Mike Piscitelli, Devolution

November 3

Curated by Neil Grayson

November 3 – December 8, 2001

Curated by Neil Grayson

In “Devolution,” artist Mike Piscitelli has re-rendered photographs in a striking collection of red and black painted bitmaps. Bitmaps are commonly used in image-editing computer programs to represent images through a grid of small squares known as pixels. Piscitelli has appropriated the bitmap technique to create paintings that reveal their images by breaking them apart.

As the name suggests, the works in “Devolution” follow a controlled pattern of deteriorating detail. As pixels are added and removed, the images they represent are surrendered and re-rendered at varying distances.

The paintings take their images from Piscitelli’s photographs of friends and models. The figures are starkly androgynous, suggesting a sexual, as well as graphic, retrogression. Thin and free from curves or irregularities, their bodies recall the innocent and straightforward, though nonetheless charged, eroticism of adolescence. Simple, direct poses and a preference for anonymous parts over expressive eyes reveal a decided rejection of the innuendo and role playing typical of the figure in art and fashion photography.

Piscitelli is a young, New York-based artist. Rather than the university or art school, Piscitelli came up through the ranks of porn, fashion photography, and music videos. His photography and video work displays an unusually perceptive connection to youth culture. A series of promotional video shorts Piscitelli directed for MTV earned him an Art Directors’ Club award for Outstanding New Talent.

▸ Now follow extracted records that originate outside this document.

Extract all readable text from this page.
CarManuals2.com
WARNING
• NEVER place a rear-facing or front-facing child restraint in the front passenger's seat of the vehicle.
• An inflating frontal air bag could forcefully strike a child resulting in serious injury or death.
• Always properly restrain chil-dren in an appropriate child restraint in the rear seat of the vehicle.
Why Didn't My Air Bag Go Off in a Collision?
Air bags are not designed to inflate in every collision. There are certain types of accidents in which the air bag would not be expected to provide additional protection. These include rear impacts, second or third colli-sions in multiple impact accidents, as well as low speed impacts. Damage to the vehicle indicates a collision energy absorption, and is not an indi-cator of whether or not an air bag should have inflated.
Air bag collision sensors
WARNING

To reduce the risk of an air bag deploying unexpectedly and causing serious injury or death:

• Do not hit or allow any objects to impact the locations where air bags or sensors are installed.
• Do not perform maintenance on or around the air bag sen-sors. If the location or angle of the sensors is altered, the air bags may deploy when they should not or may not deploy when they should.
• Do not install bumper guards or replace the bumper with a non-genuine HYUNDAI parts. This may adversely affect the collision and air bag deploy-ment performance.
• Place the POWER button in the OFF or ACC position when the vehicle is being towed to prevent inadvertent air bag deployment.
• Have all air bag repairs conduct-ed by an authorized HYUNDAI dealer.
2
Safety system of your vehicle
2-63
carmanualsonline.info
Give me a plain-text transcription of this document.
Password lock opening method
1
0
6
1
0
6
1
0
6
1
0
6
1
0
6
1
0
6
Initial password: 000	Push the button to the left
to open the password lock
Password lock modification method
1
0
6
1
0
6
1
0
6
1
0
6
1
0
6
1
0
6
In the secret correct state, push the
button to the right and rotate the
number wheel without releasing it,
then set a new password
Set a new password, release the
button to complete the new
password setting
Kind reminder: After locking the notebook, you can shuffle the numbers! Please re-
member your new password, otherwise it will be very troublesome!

The connection between popular and fine art is undeniable in contemporary culture. Rather than apprenticeships and a mastery of classical painting techniques, today’s sharpest talent digests a canon of music videos, movies, television, and fashion magazines. “Devolution” examines the source and product of a contemporary artistic lineage.

“Devolution,” curated by Neil Grayson, contains Piscitelli’s first collection of large-scale paintings, an interactive installation, and a limited-edition hand-made chap book.